Ischemia/reperfusion injury is the major cause of DGF in transplanted kidneys. DGF is an early sign associated with poor long-term graft function and survival. Current treatments of DGF include the use of immune suppressing agents. Much attention is also paid to prevention of DGF by continuous improvement of the transplantation procedure itself and the conditions under which the organs or tissues are stored and treated during the procedure. Because of its unique anti-inflammatory properties Pharming’s rhC1Inh may complement current transplantation procedures and current treatment of DGF.
In October 2009, Pharming announced the beneficial results of another preclinical study in the field of ischemia-reperfusion injuries, focussing on the reduction of damage following brain infarcts (stroke). Several studies in rodents indicate that the complement system plays a pivotal role in renal ischemia reperfusion injury. To date, however, limited information was available from humans and larger animals. This swine study has been supported by a research grant from Pharming and was performed by researchers from the University of Bari, Italy. The results are published in the American Journal of Pathology Feb 2010; 176(4) by Dr Giuseppe Castellano and Professor Giuseppe Grandaliano from the University of Bari.
Dr. Castellano commented: “DGF is an important medical problem. In the EU, each year approximately 35,000 organs are transplanted. These procedures are costly and patients often have to wait a long time before transplantation can be performed. Further improvement of short-term and long-term outcomes will, therefore, provide a valuable medical and economical benefit. The results of our recent study are very promising in this regard.”
Pharming’s rhC1INH has Orphan Medicinal Product designation from the European Medicines Agency for prevention of DGF after solid organ transplantation. This status is granted to a product for which it is made plausible that it will have a positive therapeutic effect on a disease or condition which is relatively rare in the European Union and provides incentives for research, development and marketing, in particular by granting exclusive marketing rights for a ten-year period. Pharming intends to initiate a clinical study in patients at increased risk for DGF later this year.
About transplantation
In the United States alone, over 79,000 patients are waiting for an organ transplant (35,000 in the EU). Each month, nearly 3,000 new patients are added to this waiting list. However, only 25,000 solid organs are available and transplanted each year, including kidney, liver, lung and heart transplants. In addition, complications may arise following organ transplantation, such as DGF and Antibody Mediated Rejection (another complication of transplantation under clinical investigation with Pharming’s rhC1INH).
About Pharming Group NV
Pharming Group NV is developing innovative products for the treatment of genetic disorders, ageing diseases, specialty products for surgical indications, and nutritional products. Pharming’s lead product Rhucin® has completed clinical development for acute attacks of Hereditary Angioedema and a Market Authorization Application is under review with the EMA. Prodarsan® is in early stage clinical development for Cockayne Syndrome and human lactoferrin for use in food products The advanced technologies of the Company include innovative platforms for the production of protein therapeutics, technology and processes for the purification and formulation of these products, as well as technology in the field of DNA repair (via DNage).
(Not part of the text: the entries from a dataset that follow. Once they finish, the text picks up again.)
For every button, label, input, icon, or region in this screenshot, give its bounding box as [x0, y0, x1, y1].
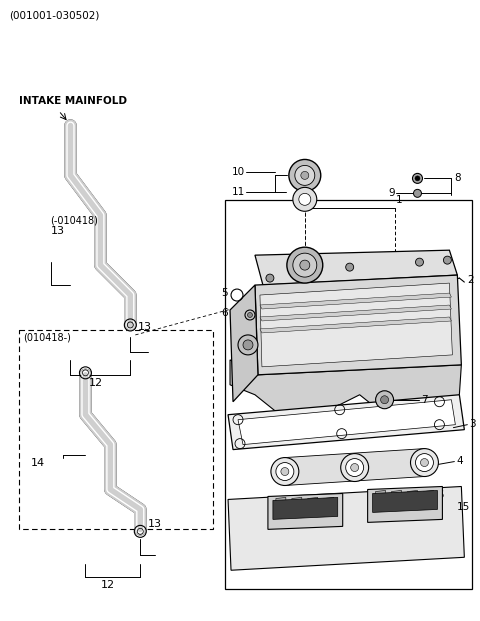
- Text: (-010418): (-010418): [50, 215, 98, 225]
- Text: 3: 3: [469, 419, 476, 428]
- Text: 9: 9: [388, 188, 395, 198]
- Text: 10: 10: [232, 168, 245, 178]
- Circle shape: [416, 453, 433, 471]
- Polygon shape: [260, 305, 451, 321]
- Polygon shape: [260, 293, 451, 309]
- Polygon shape: [408, 491, 418, 504]
- Circle shape: [410, 448, 438, 476]
- Polygon shape: [285, 448, 424, 486]
- Polygon shape: [268, 494, 343, 529]
- Circle shape: [301, 171, 309, 179]
- Circle shape: [281, 468, 289, 476]
- Polygon shape: [255, 275, 461, 375]
- Circle shape: [300, 260, 310, 270]
- Circle shape: [287, 247, 323, 283]
- Circle shape: [420, 458, 429, 466]
- Circle shape: [416, 258, 423, 266]
- Text: 6: 6: [221, 308, 228, 318]
- Polygon shape: [308, 497, 318, 512]
- Text: INTAKE MAINFOLD: INTAKE MAINFOLD: [19, 96, 127, 106]
- Circle shape: [266, 274, 274, 282]
- Polygon shape: [230, 360, 461, 415]
- Circle shape: [444, 256, 451, 264]
- Circle shape: [276, 463, 294, 481]
- Polygon shape: [260, 283, 452, 367]
- Circle shape: [381, 396, 389, 404]
- Circle shape: [351, 463, 359, 471]
- Bar: [225, 201, 472, 589]
- Circle shape: [413, 189, 421, 197]
- Circle shape: [415, 176, 420, 181]
- Polygon shape: [292, 497, 302, 512]
- Text: 5: 5: [221, 288, 228, 298]
- Circle shape: [376, 391, 394, 409]
- Polygon shape: [230, 285, 258, 402]
- Text: 13: 13: [148, 519, 162, 529]
- Text: 4: 4: [456, 456, 463, 466]
- Polygon shape: [376, 491, 385, 504]
- Text: 13: 13: [50, 226, 64, 236]
- Polygon shape: [392, 491, 402, 504]
- Text: 8: 8: [455, 173, 461, 183]
- Text: 13: 13: [138, 322, 152, 332]
- Polygon shape: [368, 486, 443, 522]
- Text: (001001-030502): (001001-030502): [9, 11, 99, 21]
- Circle shape: [248, 312, 252, 317]
- Text: 12: 12: [101, 580, 116, 590]
- Circle shape: [341, 453, 369, 481]
- Circle shape: [293, 253, 317, 277]
- Circle shape: [238, 335, 258, 355]
- Polygon shape: [228, 395, 464, 450]
- Circle shape: [299, 193, 311, 206]
- Circle shape: [271, 458, 299, 486]
- Polygon shape: [324, 497, 334, 512]
- Circle shape: [293, 188, 317, 211]
- Circle shape: [412, 173, 422, 183]
- Circle shape: [346, 458, 364, 476]
- Text: 11: 11: [232, 188, 245, 197]
- Text: 16: 16: [432, 491, 444, 501]
- Circle shape: [289, 160, 321, 191]
- Polygon shape: [276, 497, 286, 512]
- Text: 1: 1: [396, 196, 402, 206]
- Circle shape: [295, 165, 315, 185]
- Text: 15: 15: [456, 502, 469, 512]
- Bar: [19, 330, 213, 529]
- Text: 2: 2: [468, 275, 474, 285]
- Polygon shape: [423, 491, 433, 504]
- Polygon shape: [273, 497, 338, 519]
- Text: 7: 7: [421, 395, 428, 405]
- Text: (010418-): (010418-): [23, 333, 71, 343]
- Polygon shape: [238, 400, 456, 445]
- Text: 14: 14: [31, 458, 45, 468]
- Polygon shape: [372, 491, 437, 512]
- Circle shape: [243, 340, 253, 350]
- Polygon shape: [255, 250, 457, 285]
- Polygon shape: [260, 317, 451, 333]
- Text: 12: 12: [88, 378, 103, 388]
- Polygon shape: [228, 486, 464, 570]
- Circle shape: [346, 263, 354, 271]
Additional information is available on the Pharming website, http://www.pharming.com.
This press release contains forward looking statements that involve known and unknown risks, uncertainties and other factors, which may cause the actual results, performance or achievements of the Company to be materially different from the results, performance or achievements expressed or implied by these forward looking statements.